Certamente não existem dúvidas de que todo reprocessamento de equipamentos feito nas unidades de saúde, é um procedimento complexo e de suma importância, cujo principal objetivo é evitar que ocorra infecções, presença de endotoxinas, biofilmes, perda da integridade do material entre outros.

Além disso, há uma preocupação com eventos adversos relacionados aos resíduos de material imunológico de um paciente para outro.

Por meio de equipamentos mal reprocessados ou reações decorrentes de resíduos de produtos mal utilizados durante a limpeza do artigo.

Desse modo, é de suma importância que o profissional responsável pelo reprocessamento desses equipamentos seja altamente capacitado e tenha profundos conhecimentos sobre crescimento microbiano, curva de crescimento, morte microbiana, esporos bacterianos, endotoxinas, carga microbiana (bioburden), biofilmes, resistência microbiológica, príons, entre tantos outros.

Além de características como: responsabilidade, iniciativa, equilíbrio emocional, trabalho em equipe, capacidade organização.

Essas características são exigidas rotineiramente nesta atividade de extrema importância em uma unidade de saúde.

É preciso contar também com equipamentos de qualidade como circuladores, lavadoras, pistolas de limpeza e secadoras.

Esses equipamentos são essenciais para garantir a qualidade do processo.

O que é reprocessamento?

O reprocessamento trata-se de um procedimento de Limpeza, desinfecção e esterilização de materiais ou instrumentos hospitalares.

Esse procedimento tem o papel de garantir a suficiência e a segurança para que esses materiais possam ser reutilizados, sem oferecer nenhum tipo de risco biológico aos pacientes.

Quais materiais podem ser reprocessados?

O reprocessamento de produtos para a saúde envolve todos os materiais hospitalares que podem ser considerados reutilizáveis.

Isso se resume aos equipamentos, aparelhos ou produtos de uso médico, odontológicos ou laboratoriais, que tenham a finalidade de prevenir, diagnosticar, tratar ou reabilitar pacientes.

Lembrando que é preciso desconsiderar a utilização de materiais de uso farmacológicos, imunológicos ou metabólicos para aplicações em seres humanos.

Quais os materiais que são proibidos para reutilização?

Outra preocupação que deve haver nos estabelecimentos de saúde é sobre a reutilização de artigos de uso único que, embora venham de fábrica contendo a identificação de “uso único”, ainda são reutilizados.

O reuso destes artigos envolve questões legais, médicas, éticas e econômicas, sendo amplamente discutido.

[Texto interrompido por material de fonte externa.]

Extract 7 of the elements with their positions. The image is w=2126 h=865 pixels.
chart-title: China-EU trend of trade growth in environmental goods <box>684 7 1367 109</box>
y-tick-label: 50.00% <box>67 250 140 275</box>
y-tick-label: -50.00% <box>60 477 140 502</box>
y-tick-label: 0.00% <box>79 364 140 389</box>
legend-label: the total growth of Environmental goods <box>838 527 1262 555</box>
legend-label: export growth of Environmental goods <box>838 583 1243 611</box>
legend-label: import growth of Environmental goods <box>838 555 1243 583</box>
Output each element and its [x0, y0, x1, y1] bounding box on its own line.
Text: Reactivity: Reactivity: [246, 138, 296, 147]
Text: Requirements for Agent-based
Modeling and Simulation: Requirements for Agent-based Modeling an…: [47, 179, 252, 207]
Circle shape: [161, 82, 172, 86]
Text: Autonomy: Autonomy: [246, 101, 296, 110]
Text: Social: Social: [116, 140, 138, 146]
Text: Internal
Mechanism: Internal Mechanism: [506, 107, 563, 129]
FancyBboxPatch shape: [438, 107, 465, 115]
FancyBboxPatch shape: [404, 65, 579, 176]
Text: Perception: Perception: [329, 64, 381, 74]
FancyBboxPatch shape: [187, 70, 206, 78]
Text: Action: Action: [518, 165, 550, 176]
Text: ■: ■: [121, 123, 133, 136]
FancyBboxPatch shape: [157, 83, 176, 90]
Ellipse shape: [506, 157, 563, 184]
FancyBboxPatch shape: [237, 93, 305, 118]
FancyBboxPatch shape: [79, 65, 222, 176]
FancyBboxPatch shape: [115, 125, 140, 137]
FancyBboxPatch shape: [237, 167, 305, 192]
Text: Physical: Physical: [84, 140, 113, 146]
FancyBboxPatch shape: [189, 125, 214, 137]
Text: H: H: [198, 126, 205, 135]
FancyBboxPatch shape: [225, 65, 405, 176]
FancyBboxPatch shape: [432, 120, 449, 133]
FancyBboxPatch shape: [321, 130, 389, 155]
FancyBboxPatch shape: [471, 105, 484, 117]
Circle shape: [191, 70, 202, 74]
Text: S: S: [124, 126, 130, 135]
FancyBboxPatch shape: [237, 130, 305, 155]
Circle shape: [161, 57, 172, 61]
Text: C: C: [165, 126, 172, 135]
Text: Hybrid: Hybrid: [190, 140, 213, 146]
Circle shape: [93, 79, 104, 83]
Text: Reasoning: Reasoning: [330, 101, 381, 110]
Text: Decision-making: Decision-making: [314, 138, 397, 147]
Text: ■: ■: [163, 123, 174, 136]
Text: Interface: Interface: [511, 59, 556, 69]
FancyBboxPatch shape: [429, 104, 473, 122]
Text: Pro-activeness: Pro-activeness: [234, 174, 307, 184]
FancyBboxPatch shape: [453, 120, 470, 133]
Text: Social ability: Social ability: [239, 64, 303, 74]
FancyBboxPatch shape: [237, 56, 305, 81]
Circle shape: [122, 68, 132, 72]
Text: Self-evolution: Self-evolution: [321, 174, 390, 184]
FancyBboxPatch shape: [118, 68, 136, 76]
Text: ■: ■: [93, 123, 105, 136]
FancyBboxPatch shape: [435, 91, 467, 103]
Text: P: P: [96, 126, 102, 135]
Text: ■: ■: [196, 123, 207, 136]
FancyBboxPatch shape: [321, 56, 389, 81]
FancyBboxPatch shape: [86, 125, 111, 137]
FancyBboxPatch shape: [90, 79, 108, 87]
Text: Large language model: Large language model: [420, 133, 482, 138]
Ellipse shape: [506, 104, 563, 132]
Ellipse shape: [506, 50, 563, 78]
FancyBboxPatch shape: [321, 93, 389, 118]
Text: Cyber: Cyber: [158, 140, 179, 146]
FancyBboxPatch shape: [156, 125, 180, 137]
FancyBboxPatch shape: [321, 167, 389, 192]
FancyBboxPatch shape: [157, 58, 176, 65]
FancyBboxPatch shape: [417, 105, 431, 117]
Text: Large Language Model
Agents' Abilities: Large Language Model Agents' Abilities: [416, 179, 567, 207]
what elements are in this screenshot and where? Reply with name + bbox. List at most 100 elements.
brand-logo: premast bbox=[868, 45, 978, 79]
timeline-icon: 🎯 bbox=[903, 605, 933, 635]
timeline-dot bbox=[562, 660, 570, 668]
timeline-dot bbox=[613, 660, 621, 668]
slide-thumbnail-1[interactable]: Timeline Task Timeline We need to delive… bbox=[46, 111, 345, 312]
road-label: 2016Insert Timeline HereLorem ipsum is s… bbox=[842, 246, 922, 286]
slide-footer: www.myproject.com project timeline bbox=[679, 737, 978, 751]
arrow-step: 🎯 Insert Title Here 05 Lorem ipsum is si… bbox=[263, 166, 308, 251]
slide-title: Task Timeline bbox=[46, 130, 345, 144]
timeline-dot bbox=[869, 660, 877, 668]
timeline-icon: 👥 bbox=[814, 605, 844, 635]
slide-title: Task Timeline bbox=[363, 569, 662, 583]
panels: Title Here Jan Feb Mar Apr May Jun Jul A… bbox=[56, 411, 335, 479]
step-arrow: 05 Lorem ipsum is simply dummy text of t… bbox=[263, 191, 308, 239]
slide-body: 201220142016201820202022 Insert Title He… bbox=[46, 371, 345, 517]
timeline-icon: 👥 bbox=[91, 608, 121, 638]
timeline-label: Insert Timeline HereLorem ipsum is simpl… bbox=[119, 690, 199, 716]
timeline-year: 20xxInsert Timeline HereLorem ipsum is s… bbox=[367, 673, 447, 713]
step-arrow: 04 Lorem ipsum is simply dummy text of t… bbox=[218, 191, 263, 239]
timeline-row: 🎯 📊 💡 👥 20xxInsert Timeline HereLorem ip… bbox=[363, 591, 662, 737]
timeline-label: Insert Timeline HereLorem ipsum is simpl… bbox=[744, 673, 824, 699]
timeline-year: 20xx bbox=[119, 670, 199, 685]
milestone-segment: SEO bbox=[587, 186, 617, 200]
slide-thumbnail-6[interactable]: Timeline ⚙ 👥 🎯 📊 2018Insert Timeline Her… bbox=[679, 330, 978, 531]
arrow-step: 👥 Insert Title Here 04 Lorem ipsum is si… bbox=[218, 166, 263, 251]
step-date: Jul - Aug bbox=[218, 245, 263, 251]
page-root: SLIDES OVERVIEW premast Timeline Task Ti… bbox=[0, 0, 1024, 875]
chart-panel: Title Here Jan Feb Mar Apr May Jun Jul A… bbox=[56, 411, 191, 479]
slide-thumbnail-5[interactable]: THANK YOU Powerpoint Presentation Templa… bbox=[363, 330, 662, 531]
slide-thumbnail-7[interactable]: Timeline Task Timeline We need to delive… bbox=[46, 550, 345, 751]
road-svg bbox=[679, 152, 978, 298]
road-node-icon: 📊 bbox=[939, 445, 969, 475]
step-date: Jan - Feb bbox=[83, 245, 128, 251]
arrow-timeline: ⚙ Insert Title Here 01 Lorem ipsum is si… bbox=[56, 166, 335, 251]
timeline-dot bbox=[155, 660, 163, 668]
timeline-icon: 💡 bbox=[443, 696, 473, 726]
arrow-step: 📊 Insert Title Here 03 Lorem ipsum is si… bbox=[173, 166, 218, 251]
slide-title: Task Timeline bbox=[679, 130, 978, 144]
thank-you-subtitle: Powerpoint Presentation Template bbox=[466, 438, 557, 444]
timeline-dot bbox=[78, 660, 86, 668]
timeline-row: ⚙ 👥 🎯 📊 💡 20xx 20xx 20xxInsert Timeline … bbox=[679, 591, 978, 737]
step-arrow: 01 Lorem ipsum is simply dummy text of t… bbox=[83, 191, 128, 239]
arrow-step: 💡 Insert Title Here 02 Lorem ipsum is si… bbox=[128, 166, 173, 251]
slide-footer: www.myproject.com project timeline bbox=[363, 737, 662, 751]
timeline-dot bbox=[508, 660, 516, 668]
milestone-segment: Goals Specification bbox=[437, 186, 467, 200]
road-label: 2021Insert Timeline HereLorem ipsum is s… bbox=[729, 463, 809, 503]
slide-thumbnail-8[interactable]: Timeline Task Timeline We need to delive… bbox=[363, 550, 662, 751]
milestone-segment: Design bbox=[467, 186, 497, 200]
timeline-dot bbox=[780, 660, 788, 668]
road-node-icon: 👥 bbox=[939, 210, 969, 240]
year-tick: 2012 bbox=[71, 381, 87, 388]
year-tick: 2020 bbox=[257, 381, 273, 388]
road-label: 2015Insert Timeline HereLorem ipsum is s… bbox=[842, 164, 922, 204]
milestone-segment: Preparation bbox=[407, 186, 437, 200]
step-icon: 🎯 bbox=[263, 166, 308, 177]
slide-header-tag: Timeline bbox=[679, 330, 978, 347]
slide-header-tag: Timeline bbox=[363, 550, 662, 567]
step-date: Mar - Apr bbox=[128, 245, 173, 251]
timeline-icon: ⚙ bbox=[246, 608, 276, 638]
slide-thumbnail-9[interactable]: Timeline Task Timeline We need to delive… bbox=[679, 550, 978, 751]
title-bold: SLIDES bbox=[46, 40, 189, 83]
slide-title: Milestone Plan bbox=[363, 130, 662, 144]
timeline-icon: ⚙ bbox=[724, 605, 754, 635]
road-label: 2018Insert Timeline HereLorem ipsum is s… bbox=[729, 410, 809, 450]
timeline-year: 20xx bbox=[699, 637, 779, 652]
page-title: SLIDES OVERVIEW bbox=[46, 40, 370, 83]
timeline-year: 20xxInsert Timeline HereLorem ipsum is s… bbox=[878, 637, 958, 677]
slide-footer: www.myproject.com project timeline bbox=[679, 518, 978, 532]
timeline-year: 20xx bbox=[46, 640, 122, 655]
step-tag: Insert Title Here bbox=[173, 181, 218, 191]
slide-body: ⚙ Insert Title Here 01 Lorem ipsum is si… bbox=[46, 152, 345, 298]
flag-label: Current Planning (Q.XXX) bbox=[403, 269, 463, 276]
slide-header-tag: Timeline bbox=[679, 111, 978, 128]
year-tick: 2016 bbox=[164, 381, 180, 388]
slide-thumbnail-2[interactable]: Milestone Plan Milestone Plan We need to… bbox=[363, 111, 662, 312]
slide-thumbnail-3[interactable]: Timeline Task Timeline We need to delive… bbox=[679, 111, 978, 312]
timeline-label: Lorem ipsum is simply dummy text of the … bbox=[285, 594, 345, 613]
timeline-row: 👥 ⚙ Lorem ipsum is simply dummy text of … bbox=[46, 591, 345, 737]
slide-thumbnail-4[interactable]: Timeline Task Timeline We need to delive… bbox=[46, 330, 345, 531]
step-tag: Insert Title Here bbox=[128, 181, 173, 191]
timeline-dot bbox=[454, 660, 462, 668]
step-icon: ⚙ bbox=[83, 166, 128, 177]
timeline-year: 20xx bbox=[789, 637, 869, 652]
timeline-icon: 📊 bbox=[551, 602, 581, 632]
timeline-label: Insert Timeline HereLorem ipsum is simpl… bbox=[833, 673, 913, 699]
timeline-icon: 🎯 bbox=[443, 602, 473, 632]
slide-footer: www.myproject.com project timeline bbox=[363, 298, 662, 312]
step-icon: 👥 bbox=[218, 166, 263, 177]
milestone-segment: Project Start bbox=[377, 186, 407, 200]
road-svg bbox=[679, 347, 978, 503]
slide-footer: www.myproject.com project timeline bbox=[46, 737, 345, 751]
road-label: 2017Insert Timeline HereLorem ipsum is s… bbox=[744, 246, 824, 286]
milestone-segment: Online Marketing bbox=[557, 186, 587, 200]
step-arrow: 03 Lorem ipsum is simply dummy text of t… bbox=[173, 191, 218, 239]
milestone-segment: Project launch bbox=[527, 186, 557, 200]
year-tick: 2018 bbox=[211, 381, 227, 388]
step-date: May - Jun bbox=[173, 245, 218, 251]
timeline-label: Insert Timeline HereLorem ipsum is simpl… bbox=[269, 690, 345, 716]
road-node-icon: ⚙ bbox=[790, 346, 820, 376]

Esses materiais são:

  • Bisturis descartáveis
  • Cateteres
  • Escalpes
  • Espéculos
  • Luvas cirúrgicas
  • Marcapasso
  • Placas e parafusos
  • Prótese vascular
  • Sondas nasogástricas
  • Sondas vesicais
  • Tubos endotraqueais
Quais são as exigências da Anvisa sobre o reprocessamento de produtos para a saúde?

Conforme as regras determinadas pela ANVISA – Agência Nacional de Vigilância Sanitária, órgão responsável pelo inspeção e monitoramento da qualidade desse processo, o reprocessamento de materiais de saúde que estão contidos na categoria de “uso único” precisam atender alguns padrões que exigem o máximo de qualidade e segurança.

Quanto ao processo de registro e de rotulagem dos produtos médicos, é necessário requerer à Anvisa o enquadramento do material, definindo-o como sendo único ou reutilizável.

Após a análise dos produtos de saúde, a Anvisa definirá a categoria estabelecida, mas, apesar de o órgão estabelecer esse controle rígido de definir em resoluções as regras que garantam a segurança.

É também fundamental que os fornecedores desses materiais reutilizáveis estejam atentos aos riscos que um reprocessamento inapropriado pode causar aos pacientes e usuários, ou seja, um reprocessamento feito sem os produtos adequados pode causar danos aos pacientes.

Vantagens

Contudo o reprocessamento de equipamentos para saúde é um tema ainda muito complexo, mas essa prática oferece muitas vantagens, econômicas e ecológicas.

Com a reutilização dos produtos, automaticamente haverá menos gastos, assim como a reutilização proporciona uma menor quantidade de resíduos que precisaram ser descartados, diminuindo assim os poluentes no meio ambiente.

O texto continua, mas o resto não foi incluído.